Je tiens tout d'abord à saluer le travail de celles et ceux qui, sur ces bancs, ont permis l'aboutissement de ce texte, afin de remédier à la détresse à laquelle sont confrontées des milliers de femmes qui, chaque année, doivent procéder à l'étranger à des interruptions volontaires de grossesse tardives, faute d'en avoir la possibilité dans notre pays. Je rends hommage à la pugnacité des deux rapporteures et à l'engagement sans faille des parlementaires de la majorité, élargie pour l'occasion.

Quelques grands combats sont indissociables de l'histoire de cet hémicycle : celui de Simone Veil en fait partie et nous avons tous ses mots en mémoire, son courage bien présent à l'esprit. Le droit à l'IVG, dorénavant inscrit dans notre patrimoine juridique, garantit la liberté, le respect de la dignité des femmes et il participe à l'amélioration de l'égalité entre les femmes et les hommes.

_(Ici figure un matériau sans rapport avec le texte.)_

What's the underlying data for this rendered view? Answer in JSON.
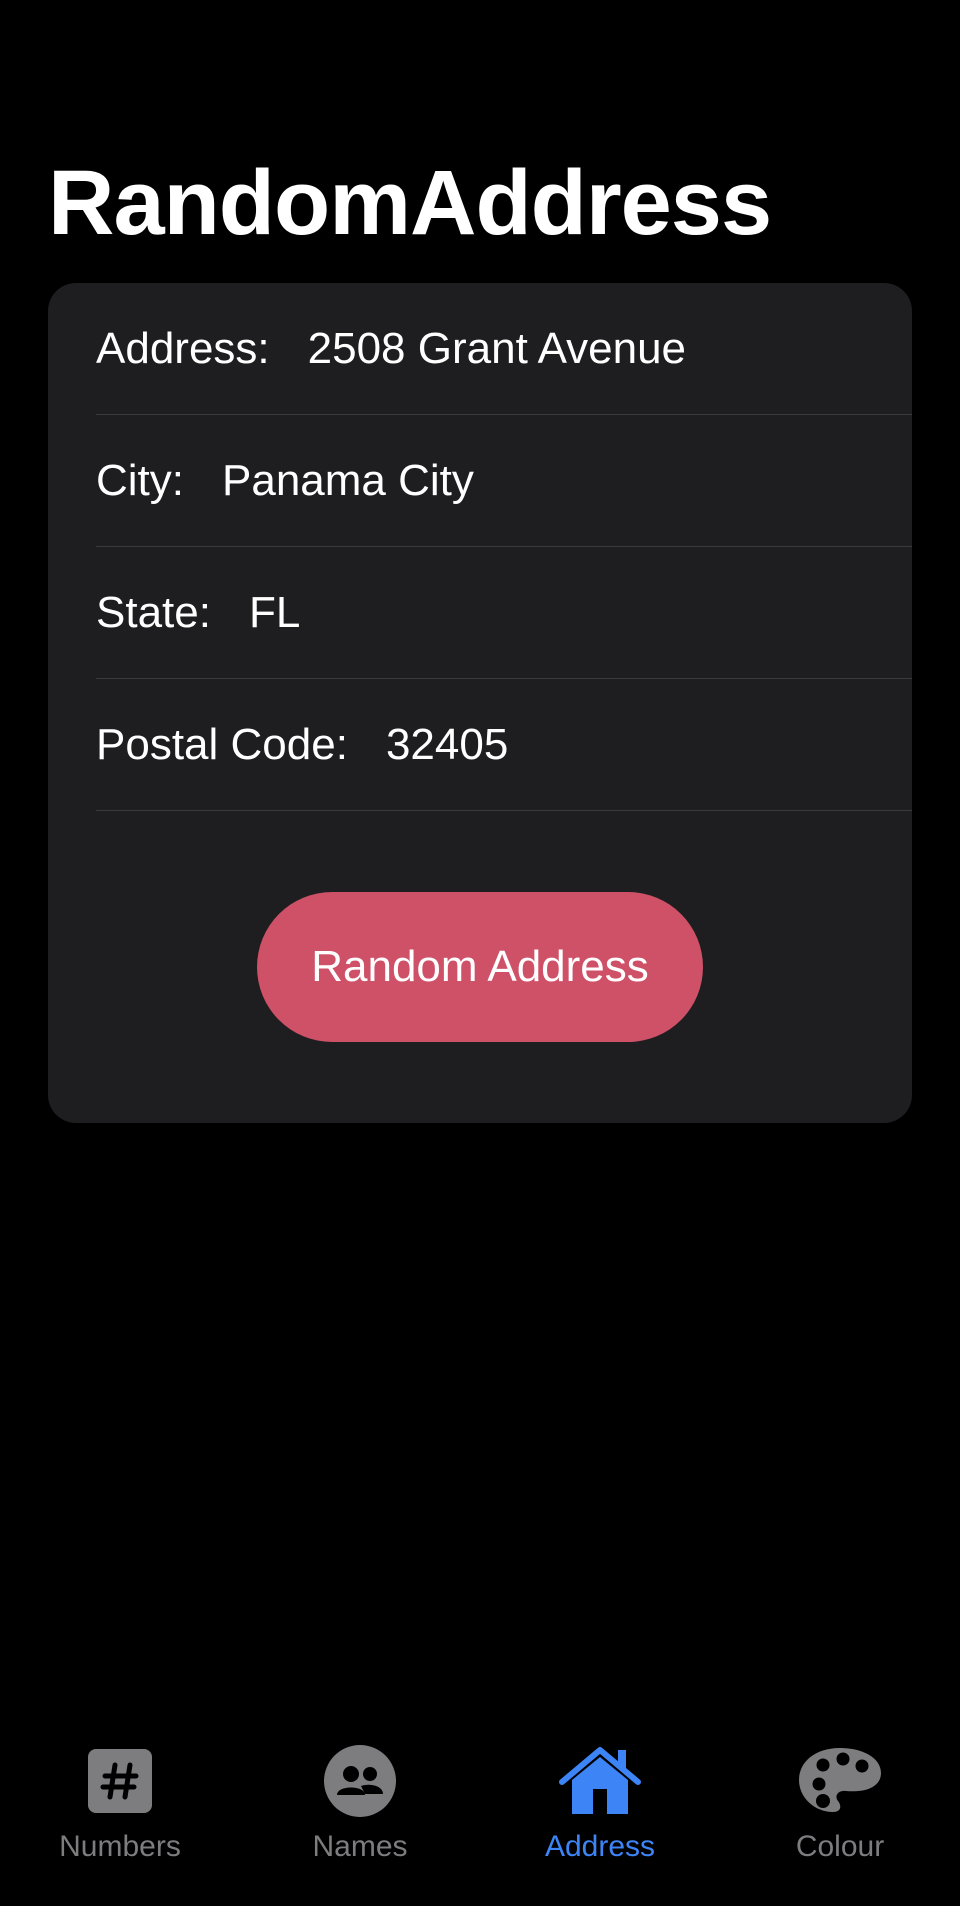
{
  "header": {
    "title": "RandomAddress"
  },
  "card": {
    "rows": [
      {
        "label": "Address:",
        "value": "2508 Grant Avenue"
      },
      {
        "label": "City:",
        "value": "Panama City"
      },
      {
        "label": "State:",
        "value": "FL"
      },
      {
        "label": "Postal Code:",
        "value": "32405"
      }
    ],
    "button_label": "Random Address"
  },
  "tabbar": {
    "tabs": [
      {
        "label": "Numbers",
        "icon": "hash-icon",
        "active": false
      },
      {
        "label": "Names",
        "icon": "people-icon",
        "active": false
      },
      {
        "label": "Address",
        "icon": "house-icon",
        "active": true
      },
      {
        "label": "Colour",
        "icon": "palette-icon",
        "active": false
      }
    ]
  },
  "colors": {
    "background": "#000000",
    "card": "#1e1e20",
    "button": "#cf5168",
    "tab_active": "#3d84f6",
    "tab_inactive": "#7d7d80"
  }
}
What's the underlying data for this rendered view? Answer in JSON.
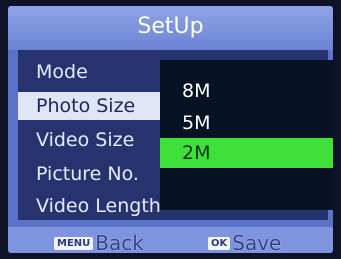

La proposition de loi sur laquelle vous devez vous prononcer définitivement aujourd'hui se montre fidèle à ce combat pour l'émancipation des femmes. Je salue à cet égard le travail de fond qui est à son origine, mené en lien avec la délégation aux droits des femmes : le rapport d'information de Cécile Muschotti et de Marie-Noëlle Battistel et l'initiative d'Albane Gaillot. Si le Gouvernement s'en est remis à la délibération des parlementaires, il a créé les conditions pour que ce processus et l'engagement de la majorité aillent à leur terme. N'ayant jamais fait mystère de ma position personnelle sur le sujet, je me réjouis que nous ayons trouvé une voie apaisée pour défendre notre conviction commune.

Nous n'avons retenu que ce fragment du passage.